1. Field of the Invention
The present invention relates to an image data processing system, and more particularly, to an image data processing system with an increased processing speed.
2. Description of the Prior Art
Image data processing systems are used in the presentation of an on screen display (OSD) on a display so that a user can adjust the height, width, luminosity, and position of the display.
Please refer to FIG. 1. FIG. 1 is a function block diagram of a prior art image data processing system 10. The image data processing system 10 comprises a processor 12, an image memory 14, an X-axis address code register 16, a Y-axis address code register 18, an image width code register 20, an image height code register 22, an address controller 26, a display controller 28, and a display 30.
In the image data processing system 10, the processor 12 will store the X-axis position of the first pixel of the on screen display into the X-axis address code register 16, the Y-axis position of the first pixel of the on screen display into the Y-axis address code register 18, the width of the on screen display into the image width code register 20, and the height of the on screen display into the image height code register 22. The processor 12 uses the address controller 26 to store 16-bit color codes for each pixel of the on screen display into the image memory 14. The address controller 26 stores each color code output from the processor 12 into a predetermined address of the image memory 14 according to the information from the X-axis address code register 16, the Y-axis address code register 18, the image width code register 20, and the image height code register 22.

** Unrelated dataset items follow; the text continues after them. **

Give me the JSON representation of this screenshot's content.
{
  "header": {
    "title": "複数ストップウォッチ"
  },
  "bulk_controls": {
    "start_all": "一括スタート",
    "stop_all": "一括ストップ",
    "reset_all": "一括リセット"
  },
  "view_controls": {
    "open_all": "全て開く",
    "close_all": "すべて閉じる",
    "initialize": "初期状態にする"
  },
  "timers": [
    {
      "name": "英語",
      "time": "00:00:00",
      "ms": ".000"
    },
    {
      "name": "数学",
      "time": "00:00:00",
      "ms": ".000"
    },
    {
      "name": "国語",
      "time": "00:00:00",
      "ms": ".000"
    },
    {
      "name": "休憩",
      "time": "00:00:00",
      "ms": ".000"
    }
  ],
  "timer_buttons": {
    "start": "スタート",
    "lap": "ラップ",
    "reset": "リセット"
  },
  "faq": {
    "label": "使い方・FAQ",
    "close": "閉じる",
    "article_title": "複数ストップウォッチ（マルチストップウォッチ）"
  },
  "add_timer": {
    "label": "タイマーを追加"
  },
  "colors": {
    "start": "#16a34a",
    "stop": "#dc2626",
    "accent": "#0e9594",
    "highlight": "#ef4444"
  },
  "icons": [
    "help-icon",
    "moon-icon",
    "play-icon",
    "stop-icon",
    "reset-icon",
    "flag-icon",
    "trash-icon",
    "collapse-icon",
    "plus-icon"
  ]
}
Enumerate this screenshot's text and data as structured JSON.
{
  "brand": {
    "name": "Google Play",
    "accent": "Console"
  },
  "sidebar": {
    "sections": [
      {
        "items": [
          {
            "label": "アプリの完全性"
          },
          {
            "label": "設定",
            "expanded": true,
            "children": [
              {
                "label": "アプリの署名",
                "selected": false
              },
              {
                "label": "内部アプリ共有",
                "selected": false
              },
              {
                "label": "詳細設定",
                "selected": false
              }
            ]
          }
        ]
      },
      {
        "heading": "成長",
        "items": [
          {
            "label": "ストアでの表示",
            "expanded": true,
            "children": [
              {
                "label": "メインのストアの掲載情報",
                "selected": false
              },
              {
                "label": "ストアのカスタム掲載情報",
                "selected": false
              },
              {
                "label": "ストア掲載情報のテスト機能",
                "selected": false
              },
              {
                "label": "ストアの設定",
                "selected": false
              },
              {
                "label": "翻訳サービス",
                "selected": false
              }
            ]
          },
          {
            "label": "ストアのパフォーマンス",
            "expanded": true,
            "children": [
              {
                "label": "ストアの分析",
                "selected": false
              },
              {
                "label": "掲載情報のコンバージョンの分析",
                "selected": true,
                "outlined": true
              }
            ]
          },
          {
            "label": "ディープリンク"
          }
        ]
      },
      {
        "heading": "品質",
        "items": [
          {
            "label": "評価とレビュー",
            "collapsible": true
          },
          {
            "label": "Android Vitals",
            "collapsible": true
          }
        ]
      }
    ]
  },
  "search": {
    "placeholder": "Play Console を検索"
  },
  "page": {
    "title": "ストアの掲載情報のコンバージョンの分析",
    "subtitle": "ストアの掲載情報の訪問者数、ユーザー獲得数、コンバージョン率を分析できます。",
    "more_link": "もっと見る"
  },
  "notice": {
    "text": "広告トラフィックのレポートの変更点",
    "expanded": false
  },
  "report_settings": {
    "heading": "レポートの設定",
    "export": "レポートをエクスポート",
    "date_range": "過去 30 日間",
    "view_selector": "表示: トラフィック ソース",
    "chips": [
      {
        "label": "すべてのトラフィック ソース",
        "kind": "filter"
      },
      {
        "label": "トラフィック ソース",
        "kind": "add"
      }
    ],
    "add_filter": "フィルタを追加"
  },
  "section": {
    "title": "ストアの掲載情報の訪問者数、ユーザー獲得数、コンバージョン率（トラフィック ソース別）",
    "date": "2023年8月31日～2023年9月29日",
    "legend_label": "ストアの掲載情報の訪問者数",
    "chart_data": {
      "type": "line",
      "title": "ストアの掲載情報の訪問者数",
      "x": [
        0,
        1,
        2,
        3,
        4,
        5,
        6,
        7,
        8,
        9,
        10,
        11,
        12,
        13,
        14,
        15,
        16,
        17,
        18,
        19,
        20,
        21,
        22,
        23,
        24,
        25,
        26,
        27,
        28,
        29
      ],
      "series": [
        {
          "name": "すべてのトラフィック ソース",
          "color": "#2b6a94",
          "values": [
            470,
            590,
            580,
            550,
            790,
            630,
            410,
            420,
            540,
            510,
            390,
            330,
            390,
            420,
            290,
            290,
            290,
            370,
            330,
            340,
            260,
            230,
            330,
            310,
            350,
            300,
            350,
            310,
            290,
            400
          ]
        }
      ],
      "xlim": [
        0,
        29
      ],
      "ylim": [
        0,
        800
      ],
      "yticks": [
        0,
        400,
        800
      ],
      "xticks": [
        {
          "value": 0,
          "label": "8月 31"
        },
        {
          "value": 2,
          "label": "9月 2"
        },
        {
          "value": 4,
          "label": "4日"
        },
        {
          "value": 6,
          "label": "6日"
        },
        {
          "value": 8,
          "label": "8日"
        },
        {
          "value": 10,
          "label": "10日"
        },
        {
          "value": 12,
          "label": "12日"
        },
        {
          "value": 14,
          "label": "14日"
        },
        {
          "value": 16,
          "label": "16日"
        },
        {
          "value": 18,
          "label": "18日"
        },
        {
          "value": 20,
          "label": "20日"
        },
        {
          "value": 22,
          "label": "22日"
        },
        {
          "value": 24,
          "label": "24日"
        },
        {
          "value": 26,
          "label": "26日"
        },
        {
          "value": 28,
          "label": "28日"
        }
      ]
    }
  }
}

A multiplexer 24 comprises two input ports 32, 34 and an output port 36. The two input ports 32, 34 are electrically connected to an output port 38 of the image memory 14 and an external image input port 40. The output port 36 of the multiplexer 24 is electrically connected to an input port 42 of the display 30. The external image input port 40 is used to input an external image so that the display 30 will display an image from an external device (not shown), and the display controller 28 can control the on screen display via the multiplexer 24 so that both the on screen display and the external image overlap when shown on the display 30.
Please refer to FIG. 2. FIG. 2 is a layout map showing the relation between the display 30 and the image memory 14. A plurality of color codes is stored in the image memory 14, and these color codes can be thought of as arrayed in a matrix. The pixels of the display 30 are also arrayed as a matrix. The color codes in the image memory 14 map onto the pixels in the display 30. For example, the image memory 14 is a 16-megabit synchronous dynamic random access memory (16 M-bit SDRAM), and the display 30 has an SVGA resolution (800×600), as the shown in FIG. 2. Each horizontal line of the display 30 has 800 pixels, which maps to four rows in the SDRAM 14 as each row has 256 storage cells. For example, the (X, Y) coordinates (0, 0), (256, 0), (512, 0), (768, 0), (0, 1), and (256, 1) of the display 30 map to the SDRAM (Row, Col) addresses (0, 0), (1, 0), (2, 0), (3, 0), (4, 0), and (5, 0), respectively. Because the four rows of the synchronous dynamic random access memory 14 have a total of 1024 storage cells, the resolution of the display 30 can be raised to an XGA resolution of 1024×768.
Since the image data processing system 10 has only one kind of drawing mode, it will handle each pixel of the on screen display separately. The image data processing speed is thus very slow, and the image data is quite big.